The paper and its accompanying video generated lively discussion about the ethics and regulation of drone use among delegates at the CHI PLAY conference. But there was a catch: The paper, the video, and the pilot scheme were fictional, as the researchers admitted at the end of both the paper and the presentation.
The researchers had invented the scenario as a way to focus attention on how drone technology—a topic of study for some of the people in the room—could shape and change society.
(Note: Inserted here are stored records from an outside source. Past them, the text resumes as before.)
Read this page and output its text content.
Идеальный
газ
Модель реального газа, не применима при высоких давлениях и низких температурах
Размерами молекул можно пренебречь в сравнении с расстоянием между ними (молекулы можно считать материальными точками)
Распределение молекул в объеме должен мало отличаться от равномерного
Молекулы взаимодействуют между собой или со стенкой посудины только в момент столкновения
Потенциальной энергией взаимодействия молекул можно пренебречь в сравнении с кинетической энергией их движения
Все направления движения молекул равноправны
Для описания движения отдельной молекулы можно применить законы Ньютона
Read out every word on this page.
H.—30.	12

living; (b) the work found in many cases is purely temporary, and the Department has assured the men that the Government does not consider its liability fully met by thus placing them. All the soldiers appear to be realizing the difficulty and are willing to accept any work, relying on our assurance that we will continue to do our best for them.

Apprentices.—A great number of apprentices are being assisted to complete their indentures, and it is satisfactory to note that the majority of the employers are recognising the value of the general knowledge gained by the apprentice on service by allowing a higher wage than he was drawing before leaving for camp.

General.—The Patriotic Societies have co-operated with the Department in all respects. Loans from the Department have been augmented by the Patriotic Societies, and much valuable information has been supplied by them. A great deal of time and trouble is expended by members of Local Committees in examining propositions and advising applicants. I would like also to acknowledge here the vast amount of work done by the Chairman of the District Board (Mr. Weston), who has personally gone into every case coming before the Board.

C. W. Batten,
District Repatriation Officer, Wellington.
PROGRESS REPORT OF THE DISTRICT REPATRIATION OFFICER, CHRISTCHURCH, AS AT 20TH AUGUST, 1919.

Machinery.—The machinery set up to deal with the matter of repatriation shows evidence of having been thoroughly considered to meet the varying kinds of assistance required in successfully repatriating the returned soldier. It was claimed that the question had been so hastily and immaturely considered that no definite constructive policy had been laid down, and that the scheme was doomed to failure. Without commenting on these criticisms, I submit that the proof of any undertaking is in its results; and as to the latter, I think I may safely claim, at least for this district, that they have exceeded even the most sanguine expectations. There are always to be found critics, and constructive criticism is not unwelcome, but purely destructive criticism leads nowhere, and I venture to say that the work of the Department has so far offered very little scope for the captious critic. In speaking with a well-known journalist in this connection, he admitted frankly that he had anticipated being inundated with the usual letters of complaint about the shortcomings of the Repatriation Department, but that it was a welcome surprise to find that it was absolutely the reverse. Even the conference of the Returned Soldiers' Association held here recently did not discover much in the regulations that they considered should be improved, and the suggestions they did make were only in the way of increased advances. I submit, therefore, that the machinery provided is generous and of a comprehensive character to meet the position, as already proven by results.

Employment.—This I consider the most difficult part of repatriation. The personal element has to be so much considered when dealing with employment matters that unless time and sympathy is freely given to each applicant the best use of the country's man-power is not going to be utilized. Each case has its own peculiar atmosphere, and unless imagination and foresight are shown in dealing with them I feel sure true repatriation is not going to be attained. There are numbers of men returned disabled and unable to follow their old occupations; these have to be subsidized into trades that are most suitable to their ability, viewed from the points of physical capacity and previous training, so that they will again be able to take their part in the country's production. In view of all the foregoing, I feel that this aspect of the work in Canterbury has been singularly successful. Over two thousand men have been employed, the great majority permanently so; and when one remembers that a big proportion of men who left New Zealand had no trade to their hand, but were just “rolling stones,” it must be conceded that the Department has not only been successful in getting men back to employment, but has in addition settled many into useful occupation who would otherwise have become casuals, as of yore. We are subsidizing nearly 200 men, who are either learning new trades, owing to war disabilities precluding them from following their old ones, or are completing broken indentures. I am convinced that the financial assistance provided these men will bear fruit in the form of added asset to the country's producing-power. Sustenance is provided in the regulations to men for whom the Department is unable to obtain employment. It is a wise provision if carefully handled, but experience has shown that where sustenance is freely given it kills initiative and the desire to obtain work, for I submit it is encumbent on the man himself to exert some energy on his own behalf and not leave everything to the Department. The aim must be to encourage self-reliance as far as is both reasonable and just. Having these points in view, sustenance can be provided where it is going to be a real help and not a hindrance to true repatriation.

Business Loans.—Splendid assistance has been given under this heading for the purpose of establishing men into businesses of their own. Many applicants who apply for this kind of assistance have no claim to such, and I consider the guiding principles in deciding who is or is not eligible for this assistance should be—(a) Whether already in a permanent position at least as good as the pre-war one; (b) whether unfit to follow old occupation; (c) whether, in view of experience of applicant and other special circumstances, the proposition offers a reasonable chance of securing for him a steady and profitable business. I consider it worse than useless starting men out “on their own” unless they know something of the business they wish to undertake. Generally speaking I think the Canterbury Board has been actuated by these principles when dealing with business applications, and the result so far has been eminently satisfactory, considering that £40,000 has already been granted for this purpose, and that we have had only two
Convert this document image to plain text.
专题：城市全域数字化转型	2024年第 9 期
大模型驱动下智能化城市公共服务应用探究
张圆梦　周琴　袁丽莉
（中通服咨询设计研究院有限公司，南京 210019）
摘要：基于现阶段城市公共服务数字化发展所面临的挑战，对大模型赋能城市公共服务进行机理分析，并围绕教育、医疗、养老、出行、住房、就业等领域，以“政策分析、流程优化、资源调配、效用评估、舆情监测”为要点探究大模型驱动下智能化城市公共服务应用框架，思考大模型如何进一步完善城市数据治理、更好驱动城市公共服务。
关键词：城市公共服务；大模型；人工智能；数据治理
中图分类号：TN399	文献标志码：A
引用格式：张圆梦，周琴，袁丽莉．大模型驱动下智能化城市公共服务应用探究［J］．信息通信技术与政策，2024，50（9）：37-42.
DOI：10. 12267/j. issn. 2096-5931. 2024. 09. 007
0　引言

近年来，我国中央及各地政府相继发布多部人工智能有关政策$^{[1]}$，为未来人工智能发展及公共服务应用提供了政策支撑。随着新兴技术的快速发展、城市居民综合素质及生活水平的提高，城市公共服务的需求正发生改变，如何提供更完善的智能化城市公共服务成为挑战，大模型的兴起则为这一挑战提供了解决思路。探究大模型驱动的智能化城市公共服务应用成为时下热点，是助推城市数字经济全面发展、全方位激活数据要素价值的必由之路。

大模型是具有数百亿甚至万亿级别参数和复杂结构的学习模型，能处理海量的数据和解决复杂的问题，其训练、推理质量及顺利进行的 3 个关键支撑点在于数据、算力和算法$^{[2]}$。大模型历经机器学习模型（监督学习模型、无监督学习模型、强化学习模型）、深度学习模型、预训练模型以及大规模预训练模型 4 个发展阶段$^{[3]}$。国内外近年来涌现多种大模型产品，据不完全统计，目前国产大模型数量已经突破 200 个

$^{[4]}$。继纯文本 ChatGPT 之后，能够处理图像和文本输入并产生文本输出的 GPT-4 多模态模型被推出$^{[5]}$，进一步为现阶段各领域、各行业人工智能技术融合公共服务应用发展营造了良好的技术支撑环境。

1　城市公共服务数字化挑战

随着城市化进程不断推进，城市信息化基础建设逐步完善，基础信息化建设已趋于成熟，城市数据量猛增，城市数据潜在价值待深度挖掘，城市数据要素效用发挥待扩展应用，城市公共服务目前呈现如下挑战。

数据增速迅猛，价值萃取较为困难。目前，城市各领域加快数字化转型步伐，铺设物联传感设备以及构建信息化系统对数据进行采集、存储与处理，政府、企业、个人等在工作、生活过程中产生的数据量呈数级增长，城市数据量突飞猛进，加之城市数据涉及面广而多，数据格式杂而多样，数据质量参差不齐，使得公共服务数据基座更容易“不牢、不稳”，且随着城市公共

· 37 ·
The team thought that presenting the idea as if it were real—for example, showing familiar street signs in the video warning drivers about a drone-controlled zone—would provoke discussion about a future in which such use of technology was considered mundane.
The practice is called design fiction. Originally used in product design, the approach is finding increasing use in scientific and medical fields as a way to explore the possible consequences of technological development. These projects are not so much experiments designed to test a hypothesis as they are orchestrated scenarios designed to provoke forward-thinking discussion and debate. From climate science and artificial intelligence to wearable technologies and healthcare, researchers are creating and sharing often dystopian tales about the near future. And they’re tracking people’s reactions to these scenarios to help reshape the way researchers conceive the technology they are developing.